Guest Post: The Limits of (International) Law
Monday, September 22, 2008
Note: This is a much briefer entry than what I have posted previously. I offer the following arguments to spark debate. As time allows, I will provide more detail and narrative to the argument I make below. I am confident that many readers of UCCtruths will understand the underlying truth of the arguments I offer below and in some instances will be able to fill in the blanks on their own.
1. Mainline Protestant peace activists and church leaders who are willing to subject Christian Scriptures to pretty intense hermeneutics invoke international law as if it were inerrant, without assessing whether or not the rulings they invoke are just or fair. When it comes to international law, mainline peace activists and church leaders are fundamentalists.
2. Mainline Protestants know that appeals to law are not by themselves decisive for Christians. Slavery was legal in the Old South where the law deprived Africans of their status as human beings. German law allowed for Jews to be stripped of their citizenship and of their possessions and shipped off to death camps.

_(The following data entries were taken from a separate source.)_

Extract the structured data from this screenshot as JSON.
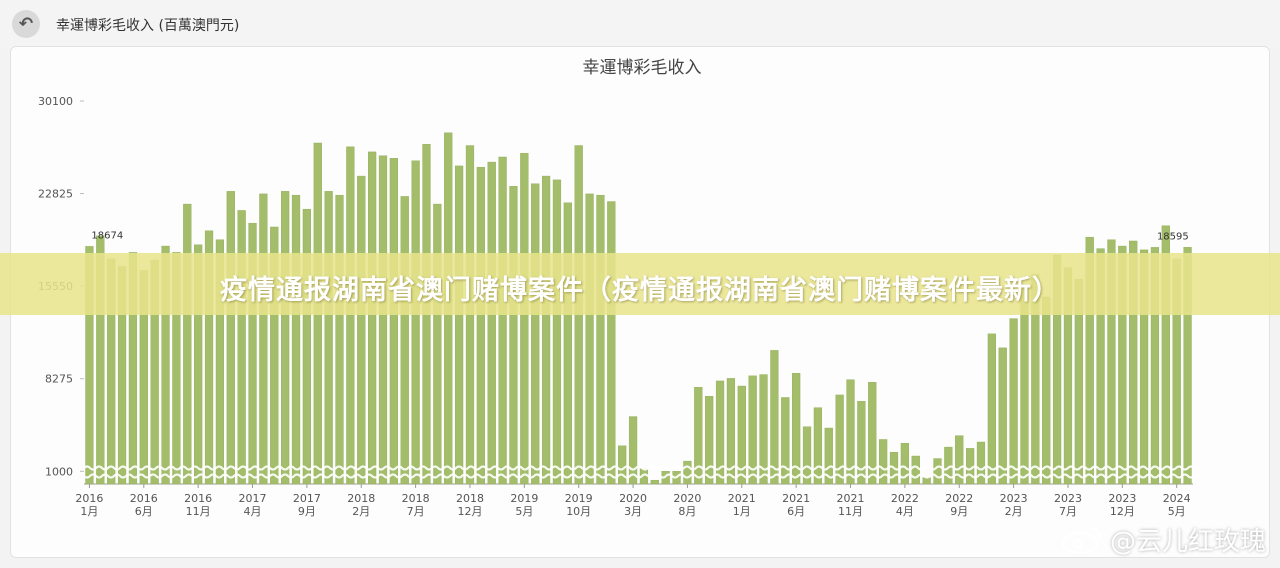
{
  "header": {
    "title": "幸運博彩毛收入 (百萬澳門元)"
  },
  "chart_data": {
    "type": "bar",
    "title": "幸運博彩毛收入",
    "y_ticks": [
      1000,
      8275,
      15550,
      22825,
      30100
    ],
    "ylim": [
      0,
      30100
    ],
    "x_ticks": [
      {
        "year": "2016",
        "month": "1月",
        "index": 0
      },
      {
        "year": "2016",
        "month": "6月",
        "index": 5
      },
      {
        "year": "2016",
        "month": "11月",
        "index": 10
      },
      {
        "year": "2017",
        "month": "4月",
        "index": 15
      },
      {
        "year": "2017",
        "month": "9月",
        "index": 20
      },
      {
        "year": "2018",
        "month": "2月",
        "index": 25
      },
      {
        "year": "2018",
        "month": "7月",
        "index": 30
      },
      {
        "year": "2018",
        "month": "12月",
        "index": 35
      },
      {
        "year": "2019",
        "month": "5月",
        "index": 40
      },
      {
        "year": "2019",
        "month": "10月",
        "index": 45
      },
      {
        "year": "2020",
        "month": "3月",
        "index": 50
      },
      {
        "year": "2020",
        "month": "8月",
        "index": 55
      },
      {
        "year": "2021",
        "month": "1月",
        "index": 60
      },
      {
        "year": "2021",
        "month": "6月",
        "index": 65
      },
      {
        "year": "2021",
        "month": "11月",
        "index": 70
      },
      {
        "year": "2022",
        "month": "4月",
        "index": 75
      },
      {
        "year": "2022",
        "month": "9月",
        "index": 80
      },
      {
        "year": "2023",
        "month": "2月",
        "index": 85
      },
      {
        "year": "2023",
        "month": "7月",
        "index": 90
      },
      {
        "year": "2023",
        "month": "12月",
        "index": 95
      },
      {
        "year": "2024",
        "month": "5月",
        "index": 100
      }
    ],
    "values": [
      18674,
      19500,
      17700,
      17100,
      18200,
      16800,
      17600,
      18700,
      18200,
      22000,
      18800,
      19900,
      19200,
      23000,
      21500,
      20500,
      22800,
      20200,
      23000,
      22700,
      21600,
      26800,
      23000,
      22700,
      26500,
      24200,
      26100,
      25800,
      25600,
      22600,
      25400,
      26700,
      22000,
      27600,
      25000,
      26600,
      24900,
      25300,
      25700,
      23400,
      26000,
      23600,
      24200,
      23900,
      22100,
      26600,
      22800,
      22700,
      22200,
      3000,
      5300,
      1200,
      300,
      1000,
      1000,
      1800,
      7600,
      6900,
      8100,
      8300,
      7700,
      8500,
      8600,
      10500,
      6800,
      8700,
      4500,
      6000,
      4400,
      7000,
      8200,
      6500,
      8000,
      3500,
      2500,
      3200,
      2200,
      500,
      2000,
      2900,
      3800,
      2800,
      3300,
      11800,
      10700,
      13000,
      15500,
      16500,
      14700,
      18000,
      17000,
      16100,
      19400,
      18500,
      19200,
      18700,
      19100,
      18400,
      18595,
      20300,
      17700,
      18600
    ],
    "data_labels": [
      {
        "index": 0,
        "text": "18674"
      },
      {
        "index": 98,
        "text": "18595"
      }
    ],
    "colors": {
      "bar": "#a3bd6a",
      "bar_edge": "#8fab55",
      "tick_text": "#555555",
      "banner": "#e8e48c"
    }
  },
  "banner": {
    "text": "疫情通报湖南省澳门赌博案件（疫情通报湖南省澳门赌博案件最新）"
  },
  "watermark": {
    "text": "@云儿红玫瑰",
    "icon": "weibo-icon"
  }
}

3. Mainline Protestant peace activists and leaders who regard nation states with great suspicion have portrayed the system of international law -- created by nation states -- as sacrosanct, inerrant, and a reliable judge of Israeli behavior.
4. It is not. For the past few decades, international law has been used to give Arab terrorists and tyrants the pretext and territory they have used to attack Israeli citizens.
5. In previous historical eras, national laws have been used to deprive people of their God-given rights. (See #2.) In the current historical era, international law has been used to deprive the Jewish state and the Jews who live in it of their right to self-defense.
6. Jews, like all other peoples, have a God-given right to defend themselves as individuals and as a group. This right cannot be taken away from them by the injust, discriminatory and biased application of the principles of international law.
7. Mainline peace activists and church leaders have assisted in the sustained effort to deprive Israel of its rights in the community of nations in a number of ways including the reckless invocation of unjust rulings and legal opinions against the Jewish state.
8. Mainline peace activists and church leaders should abandon the prosecutorial demeanor and attitude they have exhibited toward Israel and the licentious attitude they have exhbited toward Arab leaders in the Middle East.